In Beijing, the boutique resides next to Jimmy Choo in the lower level of the China World mall. The shopping center is in the heart of Beijing’s financial district and is popular with the capital city’s well-heeled shoppers.
“We are planning to open 10 shops in the next five years,” said Bizzarri, who declined to give sales estimates for any of the stores. “We are working with Lane Crawford [Joyce Group] and it all depends on if both sides are happy — right now we are.”
Bizzarri added the brand considers itself fortunate to have developed a strategy for Asia in light of sluggish market conditions elsewhere, especially in the U.S. “We don’t really have a choice [about focusing on Asia], but we’ve been lucky in the deals we have and with a business model that is pushing Asia more than other countries. It’s paying off. Asia is balancing what’s happening in other parts of the world,” he said.

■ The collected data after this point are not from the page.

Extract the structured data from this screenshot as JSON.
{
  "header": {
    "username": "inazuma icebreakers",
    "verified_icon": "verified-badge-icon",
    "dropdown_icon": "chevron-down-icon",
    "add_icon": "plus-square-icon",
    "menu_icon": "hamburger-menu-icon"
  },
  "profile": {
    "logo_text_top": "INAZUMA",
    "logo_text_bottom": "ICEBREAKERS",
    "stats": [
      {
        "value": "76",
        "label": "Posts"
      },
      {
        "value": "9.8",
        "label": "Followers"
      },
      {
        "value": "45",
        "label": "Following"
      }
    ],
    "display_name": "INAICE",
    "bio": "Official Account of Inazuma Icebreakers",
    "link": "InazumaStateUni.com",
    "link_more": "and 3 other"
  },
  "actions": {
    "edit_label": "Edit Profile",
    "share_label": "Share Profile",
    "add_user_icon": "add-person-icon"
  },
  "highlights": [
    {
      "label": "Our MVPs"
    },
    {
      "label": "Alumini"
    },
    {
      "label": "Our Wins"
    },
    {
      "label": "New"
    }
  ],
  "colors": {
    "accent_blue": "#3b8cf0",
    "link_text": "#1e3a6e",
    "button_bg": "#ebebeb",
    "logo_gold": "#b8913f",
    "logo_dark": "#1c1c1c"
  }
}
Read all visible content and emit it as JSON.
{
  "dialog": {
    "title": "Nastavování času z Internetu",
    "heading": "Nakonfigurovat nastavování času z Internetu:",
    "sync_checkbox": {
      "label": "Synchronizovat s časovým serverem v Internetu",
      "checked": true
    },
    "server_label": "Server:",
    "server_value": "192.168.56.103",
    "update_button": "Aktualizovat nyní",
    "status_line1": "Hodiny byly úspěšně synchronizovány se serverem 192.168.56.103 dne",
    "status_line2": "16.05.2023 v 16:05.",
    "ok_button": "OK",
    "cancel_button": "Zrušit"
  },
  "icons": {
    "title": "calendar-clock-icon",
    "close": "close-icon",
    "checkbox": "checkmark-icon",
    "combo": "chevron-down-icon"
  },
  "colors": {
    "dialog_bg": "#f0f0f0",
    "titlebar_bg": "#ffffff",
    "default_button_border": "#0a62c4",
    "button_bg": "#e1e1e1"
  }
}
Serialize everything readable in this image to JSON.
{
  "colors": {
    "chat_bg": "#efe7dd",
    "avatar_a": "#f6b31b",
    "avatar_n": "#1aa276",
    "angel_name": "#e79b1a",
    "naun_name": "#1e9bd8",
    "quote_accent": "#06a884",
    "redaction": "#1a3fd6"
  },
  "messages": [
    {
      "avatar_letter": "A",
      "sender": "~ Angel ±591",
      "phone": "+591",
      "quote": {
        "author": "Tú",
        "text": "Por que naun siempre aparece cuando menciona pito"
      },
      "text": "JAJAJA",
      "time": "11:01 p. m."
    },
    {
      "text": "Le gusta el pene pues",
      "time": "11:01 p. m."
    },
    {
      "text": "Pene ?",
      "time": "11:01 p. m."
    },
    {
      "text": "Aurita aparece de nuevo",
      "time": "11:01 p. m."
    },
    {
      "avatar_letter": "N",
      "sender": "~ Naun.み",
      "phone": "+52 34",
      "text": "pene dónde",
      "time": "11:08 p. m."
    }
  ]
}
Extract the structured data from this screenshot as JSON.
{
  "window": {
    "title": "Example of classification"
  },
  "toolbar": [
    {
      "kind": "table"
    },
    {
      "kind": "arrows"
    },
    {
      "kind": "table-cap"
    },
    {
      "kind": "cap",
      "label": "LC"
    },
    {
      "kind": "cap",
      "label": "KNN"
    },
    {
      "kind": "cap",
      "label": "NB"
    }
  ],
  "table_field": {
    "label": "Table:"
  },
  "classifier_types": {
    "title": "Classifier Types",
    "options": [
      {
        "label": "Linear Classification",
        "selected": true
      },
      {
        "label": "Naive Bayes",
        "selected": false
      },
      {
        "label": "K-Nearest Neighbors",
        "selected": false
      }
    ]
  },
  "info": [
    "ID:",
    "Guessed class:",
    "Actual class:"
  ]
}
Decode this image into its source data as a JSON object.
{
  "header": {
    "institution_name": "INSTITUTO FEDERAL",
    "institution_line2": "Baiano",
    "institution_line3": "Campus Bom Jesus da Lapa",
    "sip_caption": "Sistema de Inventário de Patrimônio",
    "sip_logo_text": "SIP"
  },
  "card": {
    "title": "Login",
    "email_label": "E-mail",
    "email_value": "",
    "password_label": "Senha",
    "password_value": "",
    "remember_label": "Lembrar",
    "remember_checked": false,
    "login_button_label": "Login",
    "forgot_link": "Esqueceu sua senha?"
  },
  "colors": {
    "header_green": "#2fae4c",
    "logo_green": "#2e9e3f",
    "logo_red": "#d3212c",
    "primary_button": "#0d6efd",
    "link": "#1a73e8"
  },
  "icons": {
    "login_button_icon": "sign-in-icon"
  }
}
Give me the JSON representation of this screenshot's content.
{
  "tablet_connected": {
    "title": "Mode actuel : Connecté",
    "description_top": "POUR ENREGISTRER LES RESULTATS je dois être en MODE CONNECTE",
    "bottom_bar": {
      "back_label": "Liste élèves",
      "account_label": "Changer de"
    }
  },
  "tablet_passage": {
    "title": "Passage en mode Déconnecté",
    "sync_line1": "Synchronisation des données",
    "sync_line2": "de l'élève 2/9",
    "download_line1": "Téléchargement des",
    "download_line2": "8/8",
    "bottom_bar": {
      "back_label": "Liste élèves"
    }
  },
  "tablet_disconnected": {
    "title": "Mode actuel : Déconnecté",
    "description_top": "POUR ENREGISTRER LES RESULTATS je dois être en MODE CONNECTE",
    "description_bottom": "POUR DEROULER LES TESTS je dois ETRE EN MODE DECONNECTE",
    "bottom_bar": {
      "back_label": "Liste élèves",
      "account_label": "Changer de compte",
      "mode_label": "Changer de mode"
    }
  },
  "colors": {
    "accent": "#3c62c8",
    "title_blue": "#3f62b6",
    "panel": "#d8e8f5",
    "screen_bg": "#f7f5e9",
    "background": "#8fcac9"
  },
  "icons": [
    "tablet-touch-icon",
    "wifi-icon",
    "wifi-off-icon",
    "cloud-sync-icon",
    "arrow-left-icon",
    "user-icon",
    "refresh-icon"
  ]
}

Bizzarri pointed out, however, that the company has not seen a decline in U.S. sales. “[As of] right now, we haven’t seen any impact; we’re still growing in the U.S. We’re young in the life cycle of a brand — we’re in the growing stage, so we’re doing very well, but Asia is still growing fastest, there’s no doubt,” he said.
“Our customers in China are very different — they are younger, more tech-savvy than those in the U.S. and Europe,” said Bizzarri.